ETSI Sets Security Requirements for AI Data Centers and Cloud Platforms

The rapid expansion of generative AI and large‑scale model training has outpaced traditional cybersecurity measures, prompting regulators and industry groups to seek formal safeguards. ETSI, a leading standards body for telecommunications and emerging technologies, responded by publishing TS 104 033, a specification that translates best‑practice controls into enforceable requirements for AI compute environments.
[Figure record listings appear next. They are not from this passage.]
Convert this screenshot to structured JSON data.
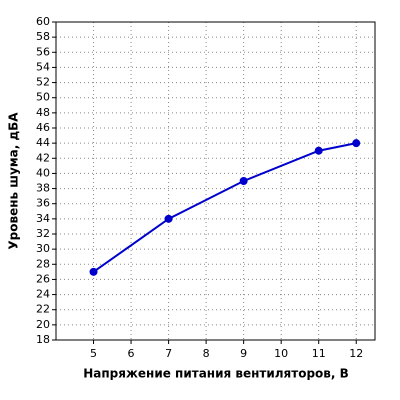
{
  "chart_data": {
    "type": "line",
    "x_label": "Напряжение питания вентиляторов, В",
    "y_label": "Уровень шума, дБА",
    "x": [
      5,
      7,
      9,
      11,
      12
    ],
    "series": [
      {
        "name": "Уровень шума",
        "color": "#0000cc",
        "values": [
          27,
          34,
          39,
          43,
          44
        ]
      }
    ],
    "xlim": [
      4,
      12.5
    ],
    "xticks": [
      5,
      6,
      7,
      8,
      9,
      10,
      11,
      12
    ],
    "ylim": [
      18,
      60
    ],
    "yticks": [
      18,
      20,
      22,
      24,
      26,
      28,
      30,
      32,
      34,
      36,
      38,
      40,
      42,
      44,
      46,
      48,
      50,
      52,
      54,
      56,
      58,
      60
    ],
    "grid": true
  }
}
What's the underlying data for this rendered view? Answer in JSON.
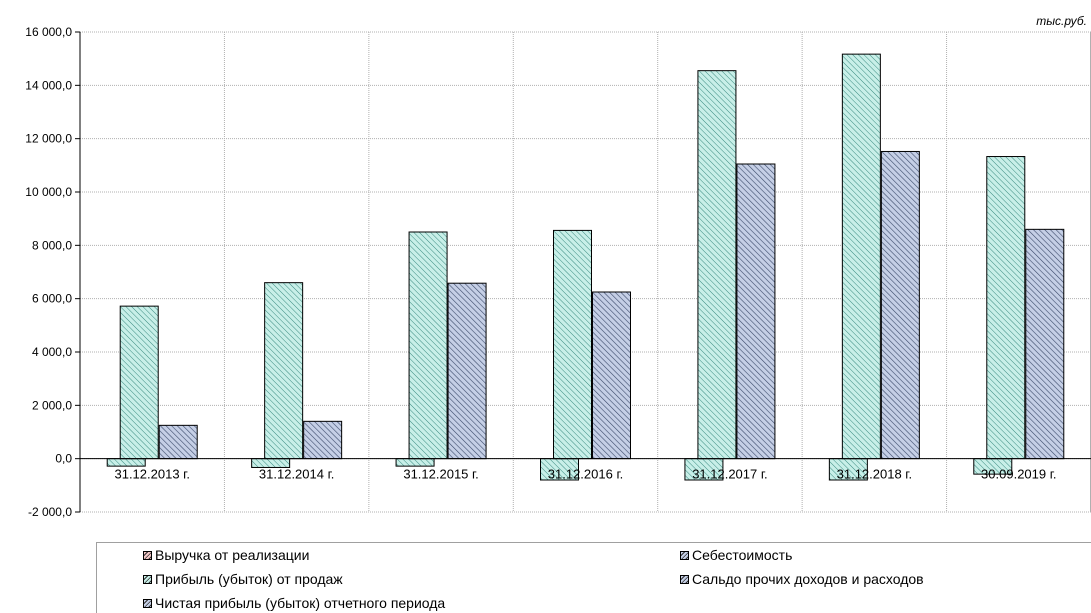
{
  "unit_label": "тыс.руб.",
  "colors": {
    "revenue": "#f2c6c6",
    "cost": "#c5cfe6",
    "sales_profit": "#c8efe8",
    "other_balance": "#c5cfe6",
    "net_profit": "#c5cfe6"
  },
  "chart_data": {
    "type": "bar",
    "categories": [
      "31.12.2013 г.",
      "31.12.2014 г.",
      "31.12.2015 г.",
      "31.12.2016 г.",
      "31.12.2017 г.",
      "31.12.2018 г.",
      "30.09.2019 г."
    ],
    "ylim": [
      -2000,
      16000
    ],
    "yticks": [
      -2000,
      0,
      2000,
      4000,
      6000,
      8000,
      10000,
      12000,
      14000,
      16000
    ],
    "ytick_labels": [
      "-2 000,0",
      "0,0",
      "2 000,0",
      "4 000,0",
      "6 000,0",
      "8 000,0",
      "10 000,0",
      "12 000,0",
      "14 000,0",
      "16 000,0"
    ],
    "grid": true,
    "legend_position": "bottom",
    "series": [
      {
        "name": "Выручка от реализации",
        "values": [
          0,
          0,
          0,
          0,
          0,
          0,
          0
        ]
      },
      {
        "name": "Себестоимость",
        "values": [
          0,
          0,
          0,
          0,
          0,
          0,
          0
        ]
      },
      {
        "name": "Прибыль (убыток) от продаж",
        "values": [
          5720,
          6600,
          8500,
          8560,
          14550,
          15170,
          11330
        ]
      },
      {
        "name": "Сальдо прочих доходов и расходов",
        "values": [
          -280,
          -330,
          -280,
          -800,
          -800,
          -800,
          -580
        ]
      },
      {
        "name": "Чистая прибыль (убыток) отчетного периода",
        "values": [
          1250,
          1400,
          6580,
          6250,
          11050,
          11520,
          8600
        ]
      }
    ]
  }
}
This move reflects growing consensus that AI workloads demand dedicated protection mechanisms beyond generic cloud security, especially as they increasingly run on specialized accelerators and at the network edge.

TS 104 033 structures its mandates around six pillars: identity and access management, data protection, integrity verification, auditing, incident response, and system resilience. It obliges platforms to enforce least‑privilege access, prohibit remote root logins, and implement secure‑boot to guarantee component integrity. Crucially, the spec introduces AI‑specific services such as encrypted model storage, confidential‑computing enclaves, and a Model Bill of Materials that records provenance for audit trails. By requiring isolation for shared GPUs and NPUs, the standard mitigates cross‑tenant leakage—a key concern for multi‑tenant cloud providers and hyperscale data‑center operators.

For the broader market, ETSI’s framework offers a common language that can be embedded into contracts, compliance audits, and certification programs. Vendors that align their hardware and software stacks with TS 104 033 will likely gain a competitive edge, as enterprises prioritize platforms that demonstrably protect intellectual property and comply with emerging regulations. Moreover, the specification sets a foundation for future extensions, such as automated inference‑attack detection and resilient training‑recovery workflows, positioning the AI ecosystem for sustained, secure growth.